Understanding the addition property of equality is crucial for solving linear equations effectively. In essence, it states that you can add or subtract the same number from both sides of an equation without changing the solution. This property maintains the balance of the equation, much like a scale in equilibrium.

For example, if you have an equation like \( x + 2 = 5 \), applying this property allows you to subtract 2 from both sides, resulting in \( x = 3 \). It's the cornerstone of isolating variables and moving terms from one side of an equation to the other. Remember, whatever operation you perform on one side, you must do the same to the other to keep the equality true.

Simplifying fractions is a fundamental skill when dealing with equations involving fractions.
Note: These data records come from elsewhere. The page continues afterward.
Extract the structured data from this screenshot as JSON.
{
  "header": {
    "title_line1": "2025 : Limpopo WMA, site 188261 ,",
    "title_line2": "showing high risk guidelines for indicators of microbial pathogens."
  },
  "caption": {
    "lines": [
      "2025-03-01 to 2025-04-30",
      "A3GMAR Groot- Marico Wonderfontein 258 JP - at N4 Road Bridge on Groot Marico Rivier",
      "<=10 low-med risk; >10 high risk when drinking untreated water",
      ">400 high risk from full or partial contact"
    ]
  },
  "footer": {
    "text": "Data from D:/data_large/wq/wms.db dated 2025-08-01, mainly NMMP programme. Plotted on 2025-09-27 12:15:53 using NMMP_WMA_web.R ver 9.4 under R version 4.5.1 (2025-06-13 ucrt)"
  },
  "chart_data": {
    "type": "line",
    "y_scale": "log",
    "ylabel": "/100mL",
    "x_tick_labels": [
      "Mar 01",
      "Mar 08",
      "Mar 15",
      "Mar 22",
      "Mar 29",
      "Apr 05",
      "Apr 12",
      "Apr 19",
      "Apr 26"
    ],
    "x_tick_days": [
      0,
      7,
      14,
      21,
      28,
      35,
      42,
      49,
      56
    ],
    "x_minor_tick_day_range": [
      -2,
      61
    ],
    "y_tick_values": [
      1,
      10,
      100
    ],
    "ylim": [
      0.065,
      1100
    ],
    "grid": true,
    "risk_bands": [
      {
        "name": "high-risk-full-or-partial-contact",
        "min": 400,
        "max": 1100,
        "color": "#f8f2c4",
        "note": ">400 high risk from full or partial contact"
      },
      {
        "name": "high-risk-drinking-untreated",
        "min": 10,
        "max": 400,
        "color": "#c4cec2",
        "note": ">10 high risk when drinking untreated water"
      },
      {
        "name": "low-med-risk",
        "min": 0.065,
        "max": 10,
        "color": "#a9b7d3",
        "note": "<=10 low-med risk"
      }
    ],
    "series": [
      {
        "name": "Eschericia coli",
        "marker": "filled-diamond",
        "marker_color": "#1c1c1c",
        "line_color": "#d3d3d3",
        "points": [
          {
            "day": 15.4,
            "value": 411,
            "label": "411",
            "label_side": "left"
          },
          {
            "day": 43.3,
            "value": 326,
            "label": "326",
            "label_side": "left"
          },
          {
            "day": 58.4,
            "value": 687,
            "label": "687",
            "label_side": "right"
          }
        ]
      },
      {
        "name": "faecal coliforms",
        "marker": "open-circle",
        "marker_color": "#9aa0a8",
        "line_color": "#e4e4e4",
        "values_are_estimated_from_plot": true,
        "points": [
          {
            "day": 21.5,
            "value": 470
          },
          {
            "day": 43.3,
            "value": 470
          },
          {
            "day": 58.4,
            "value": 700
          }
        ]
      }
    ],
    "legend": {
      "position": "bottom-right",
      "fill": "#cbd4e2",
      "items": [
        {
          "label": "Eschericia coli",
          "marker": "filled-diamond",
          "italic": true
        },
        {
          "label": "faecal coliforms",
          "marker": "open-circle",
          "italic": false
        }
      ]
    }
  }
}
The key is to express the fractions with the smallest numerator and denominator possible. This often requires finding a common denominator, which makes adding, subtracting, multiplying, or dividing fractions easier.

Take the example where you have \( \frac{2}{5} \) and \( \frac{3}{5} \), your common denominator is 5, and combining them is straightforward. However, if you have fractions with different denominators, like \( \frac{2}{3} \) and \( \frac{7}{6} \), find a shared multiple that can act as your new common denominator. For these two fractions, 6 works well as you only need to adjust the fraction with the denominator of 3.

The step-by-step process to solve an equation can vary slightly depending on the equation's complexity. Generally, though, the following steps are a solid guideline:

• Identify the variable you need to solve for and the operations involved.
• Use the addition property of equality to eliminate any additions or subtractions from both sides.
• Isolate the variable by using inverse operations, such as subtracting or adding to both sides or multiplying or dividing both sides by the same number.
• Simplify each side as much as possible by combining like terms and reducing fractions.
• Verify your solution by substituting it back into the original equation.

These steps, applied consistently, will guide you to the correct solution for most linear equations.

After solving an equation, it's important not to skip the step of checking your solution. This verification process ensures that the value you found for the variable indeed makes the original equation true. Substitution is the key to this process. Take the proposed solution, and plug it back into the original equation in place of the variable.

Ensure that you simplify any arithmetic on both sides of the equation. If both sides reduce to the same value, your solution is correct. If not, you may need to retrace your steps to find any errors. This careful check not only confirms your solution but also deepens your understanding of the equation's behavior.